Se são coisas da vida, não sei. Se são coisas do amor, piorou. De amor não entendo, só consigo entender de mágoa e de solidão que fazem parte do meu cotidiano, e disso não tenho mais receio.   E com o mesmo refrão cantando.  que “Ah, São coisas da vida/ Ah, E a gente se olha e não sabe se vai ou se fica”  E só não queria ficar, mas também não queria ir.
Sempre quis tanto, sempre desejei tanto, entendi tanto, interpretei tanto.

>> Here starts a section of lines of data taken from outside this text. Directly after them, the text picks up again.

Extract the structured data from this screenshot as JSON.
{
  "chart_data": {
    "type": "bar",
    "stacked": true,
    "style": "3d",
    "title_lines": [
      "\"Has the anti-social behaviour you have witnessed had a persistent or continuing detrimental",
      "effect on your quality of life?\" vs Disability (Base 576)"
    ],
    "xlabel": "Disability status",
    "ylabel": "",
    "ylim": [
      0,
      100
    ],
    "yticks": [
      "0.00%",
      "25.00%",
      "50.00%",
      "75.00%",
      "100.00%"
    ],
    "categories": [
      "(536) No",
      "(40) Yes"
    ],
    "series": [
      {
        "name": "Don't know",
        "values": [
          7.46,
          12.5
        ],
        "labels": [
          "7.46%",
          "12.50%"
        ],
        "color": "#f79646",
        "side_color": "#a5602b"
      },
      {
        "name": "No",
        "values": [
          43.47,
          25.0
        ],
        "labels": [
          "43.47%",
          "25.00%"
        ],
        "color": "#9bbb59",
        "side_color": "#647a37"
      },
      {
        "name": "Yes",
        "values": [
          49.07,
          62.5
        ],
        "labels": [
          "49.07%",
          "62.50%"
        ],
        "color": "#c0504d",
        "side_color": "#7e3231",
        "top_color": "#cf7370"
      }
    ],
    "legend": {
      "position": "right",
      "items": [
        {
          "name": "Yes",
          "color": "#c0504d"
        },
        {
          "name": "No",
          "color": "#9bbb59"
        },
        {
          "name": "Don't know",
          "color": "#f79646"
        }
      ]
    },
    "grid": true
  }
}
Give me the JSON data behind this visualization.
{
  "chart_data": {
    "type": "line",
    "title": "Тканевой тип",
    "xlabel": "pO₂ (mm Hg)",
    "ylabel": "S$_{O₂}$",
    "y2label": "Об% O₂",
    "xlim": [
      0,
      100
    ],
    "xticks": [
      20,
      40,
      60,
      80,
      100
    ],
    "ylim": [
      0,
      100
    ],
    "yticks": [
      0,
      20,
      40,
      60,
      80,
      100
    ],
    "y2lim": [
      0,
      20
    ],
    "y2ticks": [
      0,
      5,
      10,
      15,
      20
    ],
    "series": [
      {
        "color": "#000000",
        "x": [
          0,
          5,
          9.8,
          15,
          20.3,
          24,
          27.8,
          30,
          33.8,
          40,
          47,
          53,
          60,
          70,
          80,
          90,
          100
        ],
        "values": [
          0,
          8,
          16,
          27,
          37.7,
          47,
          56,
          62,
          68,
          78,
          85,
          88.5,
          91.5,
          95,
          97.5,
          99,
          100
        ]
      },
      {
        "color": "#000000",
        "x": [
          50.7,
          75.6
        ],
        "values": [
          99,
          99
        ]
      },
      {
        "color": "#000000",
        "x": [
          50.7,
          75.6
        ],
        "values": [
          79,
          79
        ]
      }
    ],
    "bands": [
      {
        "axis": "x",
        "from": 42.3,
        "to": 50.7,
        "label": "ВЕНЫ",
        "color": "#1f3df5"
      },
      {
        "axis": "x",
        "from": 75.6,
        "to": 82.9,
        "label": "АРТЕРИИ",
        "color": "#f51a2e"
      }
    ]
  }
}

E são apenas coisas da vida que por pior que ela seja, no fundo, temos que concordar. Não se manda na vida, não se muda algo que está escrito.  Infelizmente? Talvez. Felizmente? Pode ser.
Mas sabe, vou te contar um segredo. Talvez, lá na frente, tudo muda, e de novo você estará do meu lado novamente. E se não estiver, só quero que se lembre de mim, seja como for. São coisas da vida, meu amor (ou melhor). São coisas da vida, meu amor que mudou e virou um quase não amor. Melhorou? Eu sei que sou louca, e disso não fujo. Eu sei que sou fraca por esse escrever esse texto, mas isso é tão puro que prefiro repassar isso quantas vezes for necessário.